Using this "dynamic pricing" software, landlords can determine what to charge tenants based on real-time supply and demand. When demand is high, it signals the landlord to ask for higher rent on vacant apartments. When demand drops, it tells them to lower their rates.
"It takes the emotion and the stickiness out of rental pricing," said Bryan Pierce, director of revenue management at Holland Partner Group, a multifamily housing management company.
The software that makes these decisions has been around for more than a decade, but adoption was slow -- until recently. But as more homeowners turned into renters in the wake of the housing bust, many larger management companies began trying dynamic pricing to set rents more efficiently.

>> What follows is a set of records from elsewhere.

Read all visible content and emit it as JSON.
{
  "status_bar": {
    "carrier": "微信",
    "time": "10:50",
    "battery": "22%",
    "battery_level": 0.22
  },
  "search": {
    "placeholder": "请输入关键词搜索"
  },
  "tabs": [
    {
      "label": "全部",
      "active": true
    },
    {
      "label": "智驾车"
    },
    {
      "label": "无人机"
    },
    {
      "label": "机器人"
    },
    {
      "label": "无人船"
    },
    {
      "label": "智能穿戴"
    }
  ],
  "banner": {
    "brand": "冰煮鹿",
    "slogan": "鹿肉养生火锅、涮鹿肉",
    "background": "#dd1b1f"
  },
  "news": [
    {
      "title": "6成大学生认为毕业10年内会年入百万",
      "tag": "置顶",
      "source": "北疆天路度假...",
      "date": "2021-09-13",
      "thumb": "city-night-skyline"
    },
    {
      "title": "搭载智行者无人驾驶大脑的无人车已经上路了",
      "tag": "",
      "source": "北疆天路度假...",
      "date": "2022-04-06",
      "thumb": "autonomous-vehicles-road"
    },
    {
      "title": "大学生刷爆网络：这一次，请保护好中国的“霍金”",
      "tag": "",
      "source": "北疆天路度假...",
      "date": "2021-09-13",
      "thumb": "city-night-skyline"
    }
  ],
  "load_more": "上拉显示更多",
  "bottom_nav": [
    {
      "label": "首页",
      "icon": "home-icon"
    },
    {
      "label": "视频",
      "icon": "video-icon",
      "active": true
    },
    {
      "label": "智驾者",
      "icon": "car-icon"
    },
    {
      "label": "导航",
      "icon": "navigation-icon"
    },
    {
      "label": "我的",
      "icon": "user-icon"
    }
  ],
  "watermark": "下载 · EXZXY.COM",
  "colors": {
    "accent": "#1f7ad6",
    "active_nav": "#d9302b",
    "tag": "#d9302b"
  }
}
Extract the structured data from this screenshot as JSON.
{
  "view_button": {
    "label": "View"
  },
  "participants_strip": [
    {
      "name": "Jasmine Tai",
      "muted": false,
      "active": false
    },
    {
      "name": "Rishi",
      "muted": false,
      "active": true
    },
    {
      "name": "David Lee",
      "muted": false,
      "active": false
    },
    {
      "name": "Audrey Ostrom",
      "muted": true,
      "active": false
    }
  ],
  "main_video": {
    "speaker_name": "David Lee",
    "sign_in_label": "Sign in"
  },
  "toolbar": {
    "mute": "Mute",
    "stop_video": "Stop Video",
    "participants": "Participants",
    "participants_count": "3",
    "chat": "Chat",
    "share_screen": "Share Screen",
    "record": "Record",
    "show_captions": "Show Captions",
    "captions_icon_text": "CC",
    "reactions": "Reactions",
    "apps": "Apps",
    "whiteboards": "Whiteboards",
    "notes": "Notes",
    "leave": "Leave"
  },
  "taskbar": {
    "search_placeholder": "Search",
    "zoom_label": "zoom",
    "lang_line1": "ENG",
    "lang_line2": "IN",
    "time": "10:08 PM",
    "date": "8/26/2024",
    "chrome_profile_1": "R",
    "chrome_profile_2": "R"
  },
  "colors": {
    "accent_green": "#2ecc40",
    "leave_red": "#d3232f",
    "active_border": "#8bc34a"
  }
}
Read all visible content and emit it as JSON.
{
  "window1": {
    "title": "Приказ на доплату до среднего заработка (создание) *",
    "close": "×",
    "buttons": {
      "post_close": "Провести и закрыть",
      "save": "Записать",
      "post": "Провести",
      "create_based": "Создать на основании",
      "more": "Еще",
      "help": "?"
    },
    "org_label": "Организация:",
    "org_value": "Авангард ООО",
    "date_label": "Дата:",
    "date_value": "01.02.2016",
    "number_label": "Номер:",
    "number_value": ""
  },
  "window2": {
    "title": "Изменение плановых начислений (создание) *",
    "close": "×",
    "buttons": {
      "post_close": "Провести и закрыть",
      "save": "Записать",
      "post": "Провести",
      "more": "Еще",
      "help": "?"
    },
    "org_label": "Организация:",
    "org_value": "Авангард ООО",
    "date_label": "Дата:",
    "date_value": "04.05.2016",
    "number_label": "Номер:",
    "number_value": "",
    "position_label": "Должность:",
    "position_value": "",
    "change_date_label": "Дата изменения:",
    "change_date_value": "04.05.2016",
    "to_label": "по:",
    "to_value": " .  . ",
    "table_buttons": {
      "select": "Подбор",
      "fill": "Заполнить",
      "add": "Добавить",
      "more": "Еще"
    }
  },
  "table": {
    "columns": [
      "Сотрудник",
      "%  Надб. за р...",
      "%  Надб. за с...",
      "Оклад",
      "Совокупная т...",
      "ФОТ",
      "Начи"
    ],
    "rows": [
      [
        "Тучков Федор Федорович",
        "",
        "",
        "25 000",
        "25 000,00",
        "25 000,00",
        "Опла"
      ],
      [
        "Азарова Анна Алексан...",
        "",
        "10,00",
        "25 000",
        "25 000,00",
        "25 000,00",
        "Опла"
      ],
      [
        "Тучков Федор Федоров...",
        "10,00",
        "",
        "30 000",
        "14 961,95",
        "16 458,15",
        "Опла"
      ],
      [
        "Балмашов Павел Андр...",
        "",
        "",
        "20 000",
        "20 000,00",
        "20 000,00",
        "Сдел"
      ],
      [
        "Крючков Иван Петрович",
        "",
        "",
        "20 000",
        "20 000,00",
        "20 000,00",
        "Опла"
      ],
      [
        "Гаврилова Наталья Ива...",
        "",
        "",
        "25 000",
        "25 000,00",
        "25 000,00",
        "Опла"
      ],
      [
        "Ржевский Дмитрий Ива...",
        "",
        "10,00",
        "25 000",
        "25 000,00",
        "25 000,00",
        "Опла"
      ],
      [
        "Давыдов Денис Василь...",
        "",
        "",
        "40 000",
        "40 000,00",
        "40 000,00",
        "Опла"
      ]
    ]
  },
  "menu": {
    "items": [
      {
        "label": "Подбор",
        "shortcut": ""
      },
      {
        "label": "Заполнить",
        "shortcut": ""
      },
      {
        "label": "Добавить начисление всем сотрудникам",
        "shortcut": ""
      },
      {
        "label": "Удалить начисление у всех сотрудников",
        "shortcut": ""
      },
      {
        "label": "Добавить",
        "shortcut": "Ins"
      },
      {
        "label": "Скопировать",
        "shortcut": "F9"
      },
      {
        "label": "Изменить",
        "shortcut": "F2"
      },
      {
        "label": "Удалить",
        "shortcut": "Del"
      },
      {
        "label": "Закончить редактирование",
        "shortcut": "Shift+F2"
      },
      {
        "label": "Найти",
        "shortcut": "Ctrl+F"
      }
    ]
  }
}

Dynamic pricing is now used to determine the rent of some 5 million apartments, according to Andrew Rains, president of the multifamily division at Rainmaker Group. That's about 30% of rentals handled by professional property managers, says Rains, whose firm produces Rainmaker LRO, one of the more popular software packages used to determine prices. Two years ago, just 10% of those apartments' rents were based on dynamic pricing, he estimates.
Brock MacLean, a vice president with Homes.com, a website that lists both sales and rentals, said the software helps landlords "eke out extra profits" by helping them keep units more fully occupied. Some renters may pay more if there's a shortage of available apartments; other may pay less if there's a surplus.
Either way, it helps landlords stay more objective when setting rents. "When pricing is done manually, emotion enters into it," said Rains.
A manager may overprice a unit, for example, and then cling to that price for weeks. The software, on the other hand, automatically lowers the rent, based on day-to-day market conditions, until a tenant takes it.
For Pierce, that's the biggest advantage.
Typically, his occupancy rates would fluctuate between 92% and 97%, he said. Dynamic pricing reduces that to a much tighter range, right around 95%. Vacant apartments mean losses for landlords.
Landlords also use the software to manage lease renewals, said Pierce. Say a building has a big chunk of its leases all running out the same month. The program can encourage renters to take shorter or longer-term leases, offering a 5% discount on a nine-month lease say, so next year's renewals will be spaced out more.
Pierce said the software is also better enabling landlords to comply with the Fair Housing Act. Meant to prevent discrimination, the law requires that two people who are offered the same apartment at the same time must be quoted the same price.
"Because you're treating everyone the same -- and you can document that treatment -- it mitigates the exposure to violations of the fair housing regulations," he said.